Il voulait dire plusieurs choses à la fois, et c’est précisément ce qui rend Tug of War remarquable. Il voulait dire : je continue. Il voulait dire : John manque. Il voulait dire : la musique n’est pas morte avec Wings ni avec Lennon. Il voulait dire : les forces contraires ne se neutralisent pas nécessairement, elles peuvent coexister dans un même espace sonore. Il voulait dire : le passé et le présent peuvent tenir ensemble dans un même album si on organise suffisamment bien l’espace.

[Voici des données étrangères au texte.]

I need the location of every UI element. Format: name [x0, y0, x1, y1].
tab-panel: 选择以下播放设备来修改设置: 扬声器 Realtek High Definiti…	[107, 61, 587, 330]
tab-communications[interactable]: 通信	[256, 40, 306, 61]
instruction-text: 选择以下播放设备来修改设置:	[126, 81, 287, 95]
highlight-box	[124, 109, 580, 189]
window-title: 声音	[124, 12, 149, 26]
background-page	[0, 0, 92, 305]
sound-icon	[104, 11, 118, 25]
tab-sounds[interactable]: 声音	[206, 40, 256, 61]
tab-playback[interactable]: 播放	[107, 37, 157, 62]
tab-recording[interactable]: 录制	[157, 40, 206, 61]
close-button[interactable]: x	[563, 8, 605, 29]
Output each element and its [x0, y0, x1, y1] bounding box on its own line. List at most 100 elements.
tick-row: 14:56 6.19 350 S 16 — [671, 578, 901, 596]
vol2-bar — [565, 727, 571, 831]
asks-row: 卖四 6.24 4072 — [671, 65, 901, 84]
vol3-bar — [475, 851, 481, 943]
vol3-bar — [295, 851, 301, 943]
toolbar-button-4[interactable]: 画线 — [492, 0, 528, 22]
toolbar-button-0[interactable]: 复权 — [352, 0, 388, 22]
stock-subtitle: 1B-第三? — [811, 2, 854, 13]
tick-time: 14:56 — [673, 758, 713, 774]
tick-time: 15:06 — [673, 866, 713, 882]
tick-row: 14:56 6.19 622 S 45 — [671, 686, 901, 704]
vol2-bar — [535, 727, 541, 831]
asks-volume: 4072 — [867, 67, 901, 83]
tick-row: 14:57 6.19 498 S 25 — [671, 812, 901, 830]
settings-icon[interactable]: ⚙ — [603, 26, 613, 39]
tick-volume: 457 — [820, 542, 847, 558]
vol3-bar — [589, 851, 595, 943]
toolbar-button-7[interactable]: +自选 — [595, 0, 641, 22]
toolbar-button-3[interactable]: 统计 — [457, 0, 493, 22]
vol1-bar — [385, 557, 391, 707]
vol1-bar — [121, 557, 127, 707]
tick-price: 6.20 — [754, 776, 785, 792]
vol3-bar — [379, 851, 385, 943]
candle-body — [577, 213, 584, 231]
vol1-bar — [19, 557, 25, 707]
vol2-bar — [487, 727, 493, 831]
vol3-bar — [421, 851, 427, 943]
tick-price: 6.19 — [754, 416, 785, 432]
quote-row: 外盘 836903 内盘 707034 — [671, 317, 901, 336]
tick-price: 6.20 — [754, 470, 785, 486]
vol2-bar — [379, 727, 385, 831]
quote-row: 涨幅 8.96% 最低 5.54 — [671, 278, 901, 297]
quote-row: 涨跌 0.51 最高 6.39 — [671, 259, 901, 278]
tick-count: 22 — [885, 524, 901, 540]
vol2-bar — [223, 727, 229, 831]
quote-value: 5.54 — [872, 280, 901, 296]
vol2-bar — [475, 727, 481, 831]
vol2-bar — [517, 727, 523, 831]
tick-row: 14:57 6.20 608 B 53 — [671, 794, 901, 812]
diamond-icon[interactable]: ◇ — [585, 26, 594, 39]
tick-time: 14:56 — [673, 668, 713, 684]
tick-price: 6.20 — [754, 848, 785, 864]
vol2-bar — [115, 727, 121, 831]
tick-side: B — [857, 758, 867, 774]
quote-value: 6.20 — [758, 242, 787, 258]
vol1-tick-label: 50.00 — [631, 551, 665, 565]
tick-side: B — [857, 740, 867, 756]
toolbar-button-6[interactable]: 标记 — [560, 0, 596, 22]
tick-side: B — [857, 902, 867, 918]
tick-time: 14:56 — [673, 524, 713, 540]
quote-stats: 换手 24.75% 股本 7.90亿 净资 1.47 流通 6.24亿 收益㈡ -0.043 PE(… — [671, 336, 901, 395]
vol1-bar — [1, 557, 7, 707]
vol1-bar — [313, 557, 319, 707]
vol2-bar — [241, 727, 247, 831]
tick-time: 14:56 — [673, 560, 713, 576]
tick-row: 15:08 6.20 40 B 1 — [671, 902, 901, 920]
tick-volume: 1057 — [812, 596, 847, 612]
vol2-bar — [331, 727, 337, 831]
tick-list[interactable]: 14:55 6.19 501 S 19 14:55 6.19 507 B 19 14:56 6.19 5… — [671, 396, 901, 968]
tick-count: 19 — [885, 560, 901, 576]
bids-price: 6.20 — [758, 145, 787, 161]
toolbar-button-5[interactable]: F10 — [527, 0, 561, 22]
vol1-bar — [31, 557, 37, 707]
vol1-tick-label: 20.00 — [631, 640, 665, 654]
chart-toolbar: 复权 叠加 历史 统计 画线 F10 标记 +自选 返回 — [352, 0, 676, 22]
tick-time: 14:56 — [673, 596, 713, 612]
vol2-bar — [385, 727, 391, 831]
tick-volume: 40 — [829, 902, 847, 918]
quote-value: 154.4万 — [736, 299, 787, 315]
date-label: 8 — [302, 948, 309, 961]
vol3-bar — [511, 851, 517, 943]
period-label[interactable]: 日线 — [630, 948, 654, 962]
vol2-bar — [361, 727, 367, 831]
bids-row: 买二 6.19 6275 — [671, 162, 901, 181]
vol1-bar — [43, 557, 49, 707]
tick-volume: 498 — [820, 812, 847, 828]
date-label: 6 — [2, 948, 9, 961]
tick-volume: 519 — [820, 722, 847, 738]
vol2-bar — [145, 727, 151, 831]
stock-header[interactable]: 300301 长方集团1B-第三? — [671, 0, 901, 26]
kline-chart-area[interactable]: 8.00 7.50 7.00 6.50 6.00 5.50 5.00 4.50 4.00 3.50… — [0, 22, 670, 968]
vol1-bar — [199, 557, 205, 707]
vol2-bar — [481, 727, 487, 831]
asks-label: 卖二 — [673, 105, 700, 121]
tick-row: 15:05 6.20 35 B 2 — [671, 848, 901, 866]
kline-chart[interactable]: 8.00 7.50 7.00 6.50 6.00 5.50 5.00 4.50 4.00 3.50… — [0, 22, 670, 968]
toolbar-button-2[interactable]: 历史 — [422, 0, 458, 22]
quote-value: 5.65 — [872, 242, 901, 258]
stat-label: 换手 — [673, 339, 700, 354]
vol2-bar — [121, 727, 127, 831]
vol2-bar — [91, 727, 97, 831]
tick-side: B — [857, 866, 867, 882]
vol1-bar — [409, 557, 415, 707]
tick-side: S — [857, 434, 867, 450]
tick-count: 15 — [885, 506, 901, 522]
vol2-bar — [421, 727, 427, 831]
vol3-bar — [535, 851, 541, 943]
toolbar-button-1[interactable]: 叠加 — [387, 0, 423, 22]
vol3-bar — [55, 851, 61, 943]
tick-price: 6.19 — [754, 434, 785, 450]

Quarante-quatre est un nombre sans magie ronde. Ce n’est pas cinquante, ce n’est pas vingt-cinq. Mais peut-être que cette absence de magie lui confère précisément son intérêt. Au bout de quarante-quatre ans, l’album n’est plus en train d’être fêté. Il est simplement là. Il appartient au temps long. Il a survécu à des décennies de révolutions stylistiques — le hip-hop, la techno, la britpop, l’indie, le streaming, les algorithmes —, et il reste audible, reconnaissable, humainement chargé.

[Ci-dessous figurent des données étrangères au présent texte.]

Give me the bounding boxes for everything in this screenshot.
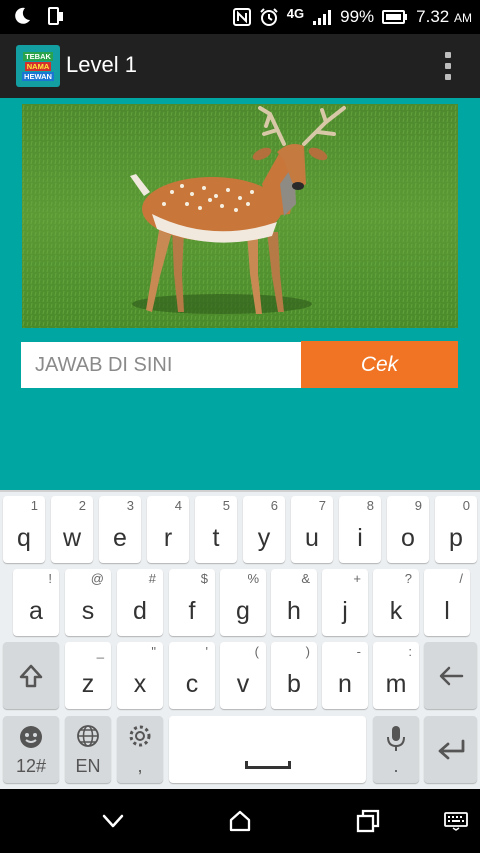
spacebar[interactable] xyxy=(169,716,366,783)
key-a[interactable]: ! a xyxy=(13,569,59,636)
emoji-icon xyxy=(3,724,59,750)
key-m[interactable]: :m xyxy=(373,642,419,709)
key-t[interactable]: 5t xyxy=(195,496,237,563)
key-w[interactable]: 2w xyxy=(51,496,93,563)
period-key[interactable]: . xyxy=(373,716,419,783)
key-c[interactable]: ' c xyxy=(169,642,215,709)
nfc-icon xyxy=(232,8,251,26)
status-bar: 4G 99% 7.32 AM xyxy=(0,0,480,34)
microphone-icon xyxy=(373,724,419,752)
clock: 7.32 AM xyxy=(416,7,472,26)
key-p[interactable]: 0p xyxy=(435,496,477,563)
recents-icon[interactable] xyxy=(356,809,380,838)
key-u[interactable]: 7u xyxy=(291,496,333,563)
shift-key[interactable] xyxy=(3,642,59,709)
key-r[interactable]: 4r xyxy=(147,496,189,563)
key-l[interactable]: / l xyxy=(424,569,470,636)
signal-icon xyxy=(312,8,332,26)
globe-icon xyxy=(65,724,111,748)
on-screen-keyboard: 1q 2w 3e 4r 5t 6y 7u 8i 9o 0p ! a @ s # d $… xyxy=(0,490,480,789)
back-icon[interactable] xyxy=(101,809,125,838)
enter-arrow-icon xyxy=(424,716,477,783)
key-z[interactable]: _ z xyxy=(65,642,111,709)
space-bar-icon xyxy=(245,761,291,769)
key-h[interactable]: & h xyxy=(271,569,317,636)
key-i[interactable]: 8i xyxy=(339,496,381,563)
key-e[interactable]: 3e xyxy=(99,496,141,563)
battery-icon xyxy=(382,9,408,25)
app-bar: TEBAK NAMA HEWAN Level 1 xyxy=(0,34,480,98)
key-q[interactable]: 1q xyxy=(3,496,45,563)
shift-arrow-icon xyxy=(3,642,59,709)
key-y[interactable]: 6y xyxy=(243,496,285,563)
backspace-arrow-icon xyxy=(424,642,477,709)
key-v[interactable]: (v xyxy=(220,642,266,709)
alarm-icon xyxy=(259,7,279,27)
key-k[interactable]: ? k xyxy=(373,569,419,636)
page-title: Level 1 xyxy=(66,52,137,77)
network-type: 4G xyxy=(286,5,305,21)
enter-key[interactable] xyxy=(424,716,477,783)
animal-image xyxy=(22,104,458,328)
overflow-menu-icon[interactable] xyxy=(442,50,454,82)
comma-key[interactable]: , xyxy=(117,716,163,783)
app-logo: TEBAK NAMA HEWAN xyxy=(16,45,60,87)
symbols-key[interactable]: 12# xyxy=(3,716,59,783)
moon-icon xyxy=(12,6,32,26)
key-s[interactable]: @ s xyxy=(65,569,111,636)
key-b[interactable]: ) b xyxy=(271,642,317,709)
key-j[interactable]: + j xyxy=(322,569,368,636)
backspace-key[interactable] xyxy=(424,642,477,709)
check-button[interactable]: Cek xyxy=(301,341,458,388)
settings-gear-icon xyxy=(117,724,163,748)
key-d[interactable]: # d xyxy=(117,569,163,636)
battery-percent: 99% xyxy=(340,7,375,26)
key-g[interactable]: % g xyxy=(220,569,266,636)
key-f[interactable]: $ f xyxy=(169,569,215,636)
language-key[interactable]: EN xyxy=(65,716,111,783)
key-n[interactable]: -n xyxy=(322,642,368,709)
game-area: Cek xyxy=(0,98,480,490)
navigation-bar xyxy=(0,789,480,853)
phone-screen-icon xyxy=(46,6,66,26)
key-o[interactable]: 9o xyxy=(387,496,429,563)
key-x[interactable]: " x xyxy=(117,642,163,709)
keyboard-switch-icon[interactable] xyxy=(444,811,468,836)
answer-input[interactable] xyxy=(21,342,301,388)
home-icon[interactable] xyxy=(228,809,252,838)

George Martin est mort le 8 mars 2016, à l’âge de quatre-vingt-dix ans. Carl Perkins est mort le 19 janvier 1998. Denny Laine est mort le 5 décembre 2023, à soixante-dix-neuf ans. La liste de ceux qui ont participé à Tug of War et qui ne sont plus là s’allonge. Ringo Starr, Stevie Wonder, Paul McCartney sont encore parmi nous, mais la plupart des personnes présentes dans ce studio montserratais en février 1981 appartiennent désormais à une génération dont le nombre diminue.
Ce constat, loin d’être morbide, donne à Tug of War une dimension supplémentaire : c’est un disque qui documente un moment précis de l’histoire de la musique populaire, capturé avec un soin et une précision qui lui permettent de rester vivant. George Martin et Geoff Emerick — qui a lui-même disparu en 2018 — ont construit quelque chose qui résiste. La chanson pop la mieux construite est celle qui peut encore être chantée à voix nue, sans amplification, et qui tient quand même. Here Today le peut. Wanderlust le peut. Take It Away le peut.
George Martin a aidé à organiser cet espace. Geoff Emerick l’a enregistré. Ringo Starr, Stevie Wonder, Carl Perkins, Stanley Clarke, Eric Stewart, Denny Laine l’ont habité. Et Paul McCartney l’a traversé en chantant des chansons qui, quarante-quatre ans plus tard, résistent à l’érosion parce qu’elles sont construites sur quelque chose de plus solide que l’actualité : elles sont construites sur la conviction que la chanson peut contenir ce que la vie inflige.
Tug of War ne prétend pas avoir résolu les contradictions qu’il pose. Il prétend seulement les tenir ensemble le temps d’un album. C’est beaucoup. C’est même, à bien y regarder, tout ce que la grande pop peut espérer faire.
Le 26 avril 1982, McCartney tirait sur la corde. Le 26 avril 2026, la corde vibre encore.